In September, 13 per cent of pupils will be required to repeat a year, but 47 per cent have been identified as failing in at least one subject. In the past many would have had to do September resits, but these were replaced two years ago by compulsory remedial courses that proved impossible to organise. So the ministry has introduced the “educational deficit” (debito formativo), a “virtual failure” which teachers are required to record but to do nothing about.

The easy ride through the non-compulsory cycle (the school-leaving age is 14) continues with the maturita school-leaving exam. An increase this year in the pass rate (to 94 per cent) has confirmed its non-selective nature and raised further doubts about its function as a hurdle to higher education.

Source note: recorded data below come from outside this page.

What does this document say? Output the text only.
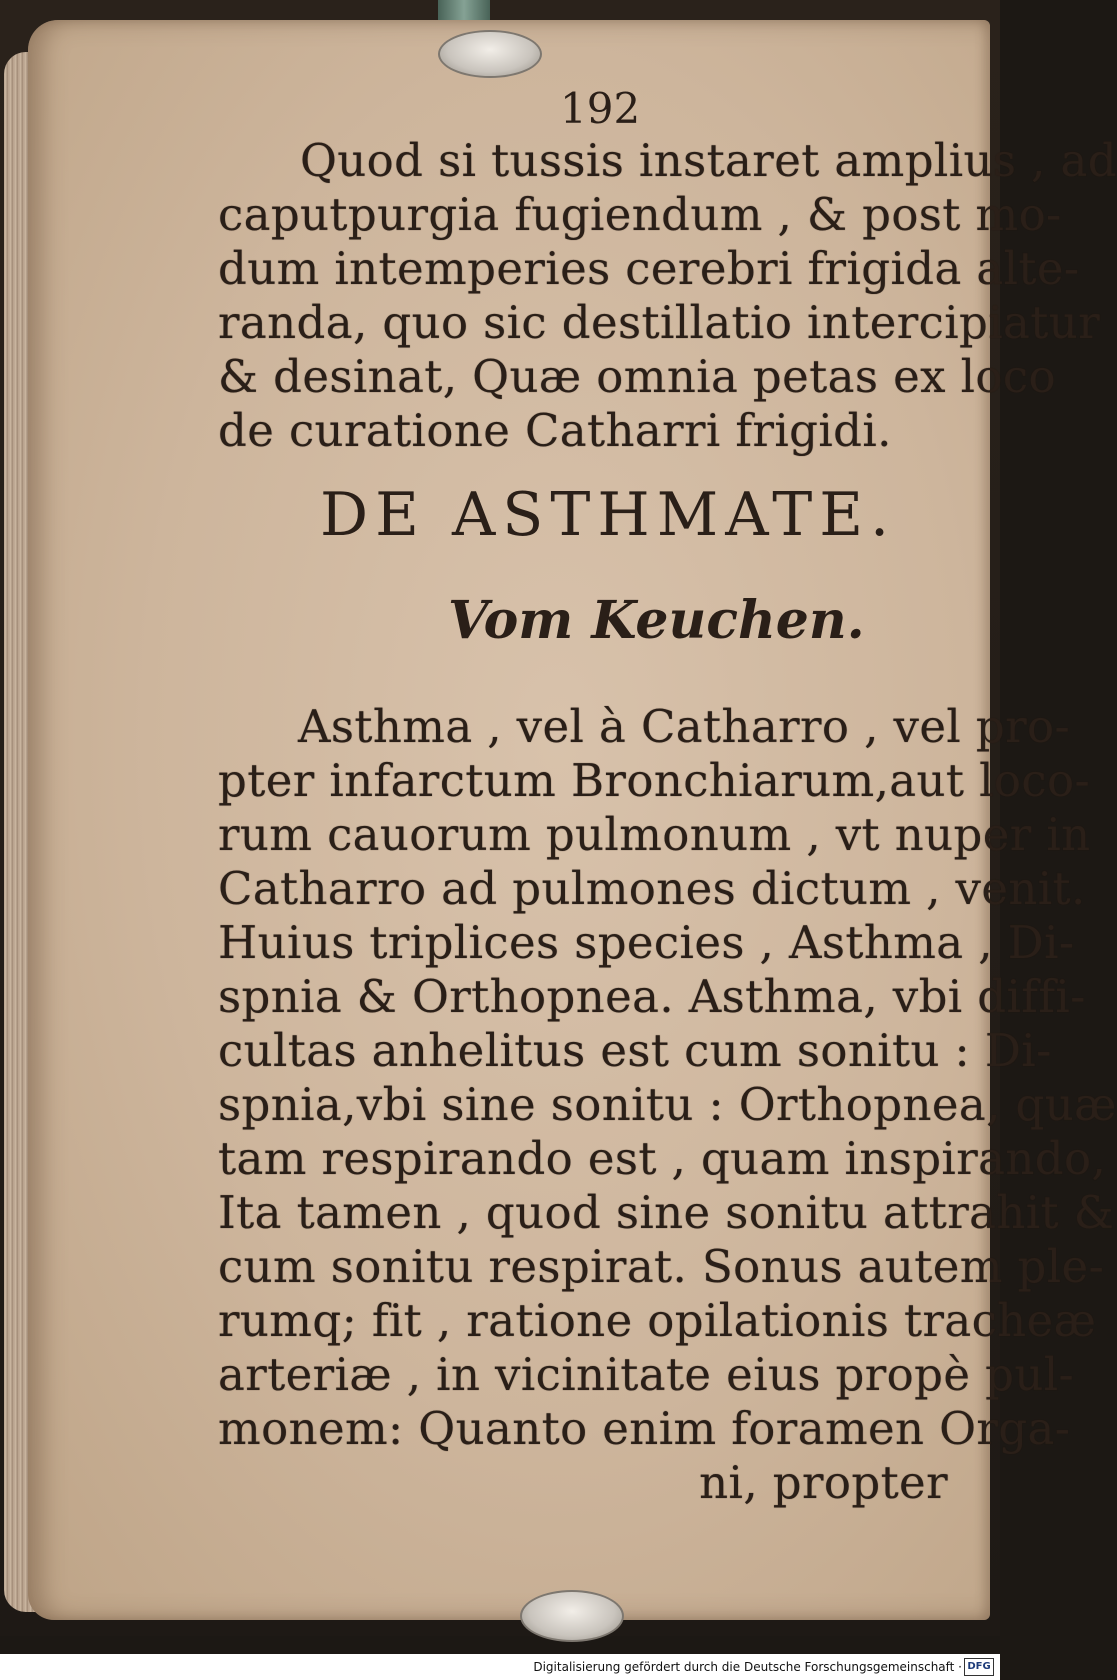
192
Quod si tussis instaret amplius , ad
caputpurgia fugiendum , & post mo-
dum intemperies cerebri frigida alte-
randa, quo sic destillatio intercipiatur
& desinat, Quæ omnia petas ex loco
de curatione Catharri frigidi.
DE ASTHMATE.
Vom Keuchen.
Asthma , vel à Catharro , vel pro-
pter infarctum Bronchiarum,aut loco-
rum cauorum pulmonum , vt nuper in
Catharro ad pulmones dictum , venit.
Huius triplices species , Asthma , Di-
spnia & Orthopnea. Asthma, vbi diffi-
cultas anhelitus est cum sonitu : Di-
spnia,vbi sine sonitu : Orthopnea, quæ
tam respirando est , quam inspirando,
Ita tamen , quod sine sonitu attrahit &
cum sonitu respirat. Sonus autem ple-
rumq; fit , ratione opilationis tracheæ
arteriæ , in vicinitate eius propè pul-
monem: Quanto enim foramen Orga-
ni, propter
Digitalisierung gefördert durch die Deutsche Forschungsgemeinschaft · DFG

The maturita became “easy” when it was provisionally reformed on the crest of an egalitarian wave in the late Sixties. Today, it is still experimental, with only two subjects being tested by written papers.

But the Bill intended to update the exam is now likely to be delayed after scuffles broke out during its presentation to parliament last month. The discussion degenerated into a free-for-all when opposition parties presented more than 1,000 amendments.

Opposition parties claim that the new exam is likely to be more lax than its predecessor. The Bill proposes that external examiners will be replaced by the candidates’ own teachers, and critics believe the operation will compromise the objectivity of the exam.

* A new law requires Italian schools to display the national flag at all times, instead of only on national holidays. The tricolore, which is celebrating its 200th anniversary, will fly alongside the European Union flag.